Berburu Pisang Plenet, Kuliner Khas Semarang yang Mulai Langka
SEMARANG – Seorang pria paruh baya tampak asik membolak balikkan beberapa potong pisang di atas tungku panggangannya. Hanya butuh waktu sekitar satu menit saja, satu persatu buah pisang yang telah berubah warna menjadi coklat kehitaman diangkatnya.
Pada tiap-tiap biji diletakkan di plastik bening segi empat memanjang. Pria itu pun mengambil 2 buah papan berbentuk segi empat kecil dan kemudian menjepitkan pisang itu dengan 1 atau 2 kali tekanan.
“Ini namanya Pisang Plenet, cara buatnya dengan dipenyet atau tekan-tekan,” kata Subandi, Pemilik usaha Pisang Plenet di Jalan Pemuda, Semarang, Senin (8/7/19).
Subandi pun bercerita, jajanan berbahan dasar pisang kepok tersebut sudah ada sejak 1950-an. Menurutnya, kala itu, sang kakek menjadi perintis pertama, merasa bosan dengan camilan tempo dulu yang hanya seputar singkong atau ubi rebus maupun goreng.
Lantas sang kakek mencoba untuk mengkreasikan pisang dengan cara dibakar dan diplenet hingga pipih dengan memasukkan isian gula, selai nanas dan mentega. Kreasinya pun sempat populer pada zaman tersebut. Bisnis jajanan tradisional tersebut nampaknya turun temurun.
Pada generasi kedua usaha pisang plenet dimotori oleh kakaknya. Kala itu, sebut Subandi, pisang plenet diperjual belikan hingga 12 titik di Kota Semarang. Lambat tahun seiring meninggalnya para pedagang yang juga nagian dari keluarga besarnya, Subandi pun mengambil inisiatif untuk ikut serta meneruskan usaha tersebut.

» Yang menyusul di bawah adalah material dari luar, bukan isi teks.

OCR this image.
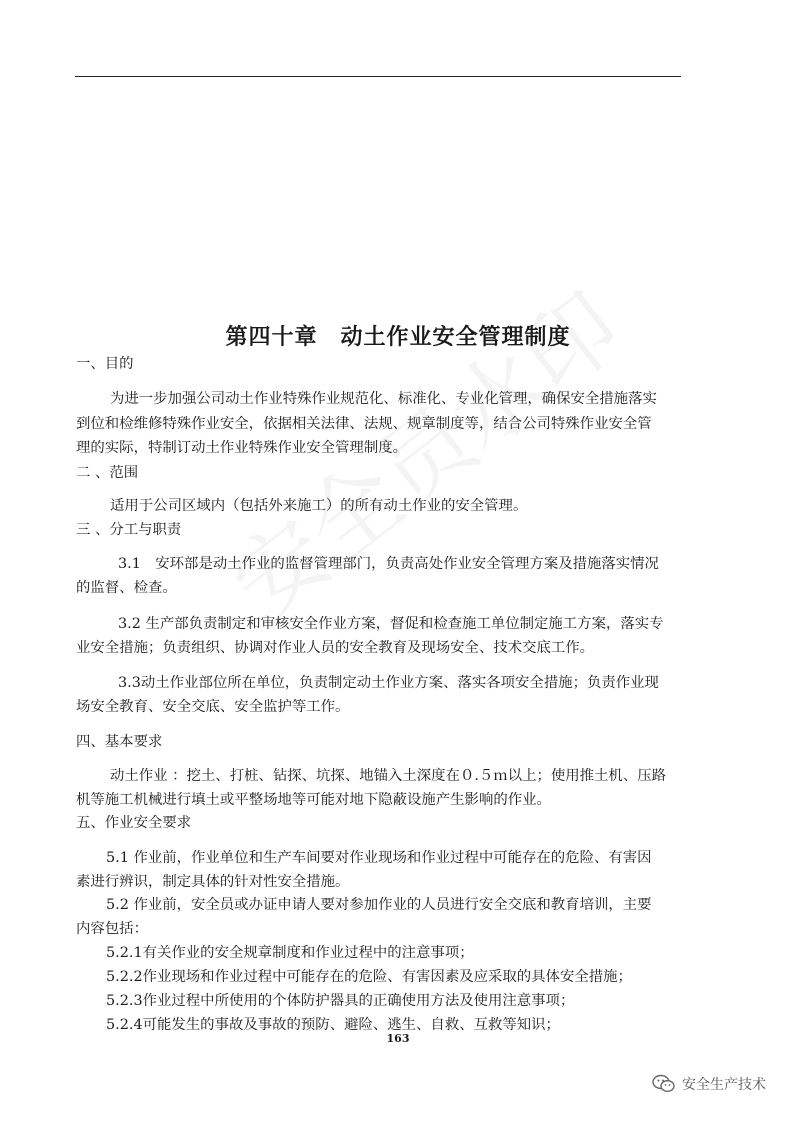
第四十章　动土作业安全管理制度
一、目的
为进一步加强公司动土作业特殊作业规范化、标准化、专业化管理，确保安全措施落实
到位和检维修特殊作业安全，依据相关法律、法规、规章制度等，结合公司特殊作业安全管
理的实际，特制订动土作业特殊作业安全管理制度。
二 、范围
适用于公司区域内（包括外来施工）的所有动土作业的安全管理。
三 、分工与职责
3.1　安环部是动土作业的监督管理部门，负责高处作业安全管理方案及措施落实情况
的监督、检查。
3.2 生产部负责制定和审核安全作业方案，督促和检查施工单位制定施工方案，落实专
业安全措施；负责组织、协调对作业人员的安全教育及现场安全、技术交底工作。
3.3动土作业部位所在单位，负责制定动土作业方案、落实各项安全措施；负责作业现
场安全教育、安全交底、安全监护等工作。
四、基本要求
动土作业 ：挖土、打桩、钻探、坑探、地锚入土深度在０.５ｍ以上；使用推土机、压路
机等施工机械进行填土或平整场地等可能对地下隐蔽设施产生影响的作业。
五、作业安全要求
5.1 作业前，作业单位和生产车间要对作业现场和作业过程中可能存在的危险、有害因
素进行辨识，制定具体的针对性安全措施。
5.2 作业前，安全员或办证申请人要对参加作业的人员进行安全交底和教育培训，主要
内容包括：
5.2.1有关作业的安全规章制度和作业过程中的注意事项；
5.2.2作业现场和作业过程中可能存在的危险、有害因素及应采取的具体安全措施；
5.2.3作业过程中所使用的个体防护器具的正确使用方法及使用注意事项；
5.2.4可能发生的事故及事故的预防、避险、逃生、自救、互救等知识；
163
安全生产技术
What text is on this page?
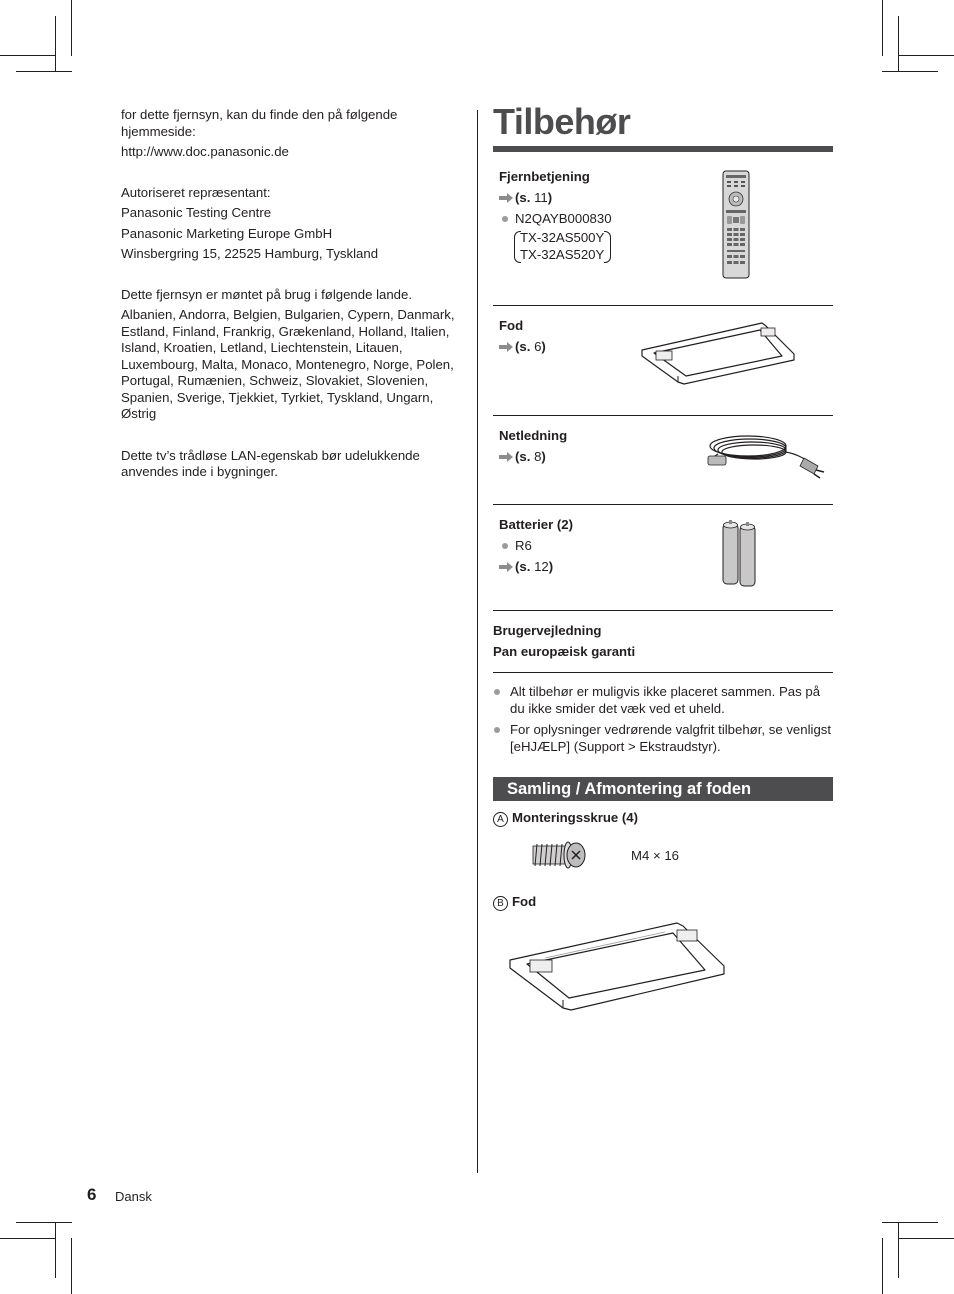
for dette fjernsyn, kan du finde den på følgende hjemmeside:

http://www.doc.panasonic.de

Autoriseret repræsentant:

Panasonic Testing Centre

Panasonic Marketing Europe GmbH

Winsbergring 15, 22525 Hamburg, Tyskland

Dette fjernsyn er møntet på brug i følgende lande.

Albanien, Andorra, Belgien, Bulgarien, Cypern, Danmark, Estland, Finland, Frankrig, Grækenland, Holland, Italien, Island, Kroatien, Letland, Liechtenstein, Litauen, Luxembourg, Malta, Monaco, Montenegro, Norge, Polen, Portugal, Rumænien, Schweiz, Slovakiet, Slovenien, Spanien, Sverige, Tjekkiet, Tyrkiet, Tyskland, Ungarn, Østrig

Dette tv’s trådløse LAN-egenskab bør udelukkende anvendes inde i bygninger.

Tilbehør
Fjernbetjening
(s. 11)
N2QAYB000830
TX-32AS500Y
TX-32AS520Y
Fod
(s. 6)
Netledning
(s. 8)
Batterier (2)
R6
(s. 12)
Brugervejledning
Pan europæisk garanti

Alt tilbehør er muligvis ikke placeret sammen. Pas på du ikke smider det væk ved et uheld.

For oplysninger vedrørende valgfrit tilbehør, se venligst [eHJÆLP] (Support > Ekstraudstyr).

Samling / Afmontering af foden
A Monteringsskrue (4)
M4 × 16
B Fod
6 Dansk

Pada tahun 1975, pria kelahiran 1956 tersebut mempunyai sedikit modal untuk memulai bisnis pisang plenet. Bersama kakaknya yang saat ini masih jualan, Subandi dengan dukungan sang istri mulai terjun ke Jalan Pemuda agar bisa dikenal oleh masyarakat.
“Dari dulu resepnya ya seperti itu. Tidak saya ubah, sesuai resep waktu itu. Jika saya kasih coklat, itu hanya buat variasi saja biar seperti orang sekarang. Karena dulu kan tidak ada,” katanya.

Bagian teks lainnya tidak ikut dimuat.